Nigel Farage has turned on broadcasters for questioning him about his alleged teenage racism and antisemitism as the number of school contemporaries who recalled such behaviour to the Guardian reached 28.

- Daniel Boffey Henry Dyer Rowena Mason

Farage hits out as fresh claims of 'vindictive' teenage racism emerge

In an angry performance at a press conference in London yesterday, the Reform UK leader suggested he would boycott the BBC and said ITV had its own case to answer, as he repeatedly shouted “Bernard Manning”.

Manning, a comedian from Manchester who died in 2007, was a regular face on British television in the 1970s, but he drifted from the public eye after claims that his material was racist and misogynistic.

The intemperate performance by Farage, whose party has slipped in the national polls in recent weeks, came as a further five school contemporaries came forward to the Guardian with allegations that they witnessed deeply offensive racist or antisemitic behaviour by him.

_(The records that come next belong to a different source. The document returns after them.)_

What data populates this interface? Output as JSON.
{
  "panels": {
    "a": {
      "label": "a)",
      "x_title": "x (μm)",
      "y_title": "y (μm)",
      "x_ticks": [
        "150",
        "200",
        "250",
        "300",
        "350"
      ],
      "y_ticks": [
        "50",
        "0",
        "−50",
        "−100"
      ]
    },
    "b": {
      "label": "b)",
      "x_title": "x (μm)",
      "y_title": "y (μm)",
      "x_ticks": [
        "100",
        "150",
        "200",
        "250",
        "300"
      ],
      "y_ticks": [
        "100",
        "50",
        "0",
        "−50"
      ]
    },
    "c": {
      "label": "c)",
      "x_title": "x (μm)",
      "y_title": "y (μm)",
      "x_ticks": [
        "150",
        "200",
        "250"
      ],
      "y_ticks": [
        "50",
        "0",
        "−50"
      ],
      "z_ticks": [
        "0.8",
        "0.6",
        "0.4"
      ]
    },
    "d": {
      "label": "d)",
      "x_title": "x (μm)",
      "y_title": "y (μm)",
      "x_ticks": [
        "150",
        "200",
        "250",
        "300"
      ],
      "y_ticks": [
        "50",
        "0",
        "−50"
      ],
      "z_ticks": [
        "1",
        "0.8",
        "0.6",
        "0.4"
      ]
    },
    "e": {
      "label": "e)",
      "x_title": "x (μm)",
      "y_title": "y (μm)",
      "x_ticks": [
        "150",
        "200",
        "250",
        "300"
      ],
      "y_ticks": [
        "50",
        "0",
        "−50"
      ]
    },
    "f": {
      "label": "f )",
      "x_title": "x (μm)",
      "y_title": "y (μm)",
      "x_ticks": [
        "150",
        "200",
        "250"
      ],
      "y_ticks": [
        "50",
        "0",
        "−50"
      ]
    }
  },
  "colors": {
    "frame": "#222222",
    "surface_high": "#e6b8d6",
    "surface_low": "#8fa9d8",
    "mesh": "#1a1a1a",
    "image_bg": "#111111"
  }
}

The former Dulwich college pupils said they had been motivated to speak now by the response of Farage and others in his party to an investigation by the Guardian based on the accounts of racism.

Reform’s deputy leader, Richard Tice, said yesterday that all of those who had made the claims were liars. This included Peter Ettedgui, 61, an Emmy and Bafta-winning director, who recalled Farage repeatedly growling “Hitler was right,’ or “Gas them” at him at school.

However, Nick Hearn, a banker who described himself as “a conservative with a small ‘c’”, told the Guardian he had regularly seen Ettedgui being abused by the now Reform leader, and called on Farage to “come clean”.

Far from being “banter”, as Farage has previously described some of his remarks, Hearn called it “personal (and) vindictive.” He is the eighth pupil to offer corroboration of Ettedgui’s claims.

Hearn said: “[Farage] was consistent, and he was persistent. Peter and I used to have lunch together in the sort of cloisters, a thoroughfare between the main buildings. There were people going backwards and forwards all the time, and I witnessed on multiple occasions, sort of little snide comments and personal, vindictive, racist comments.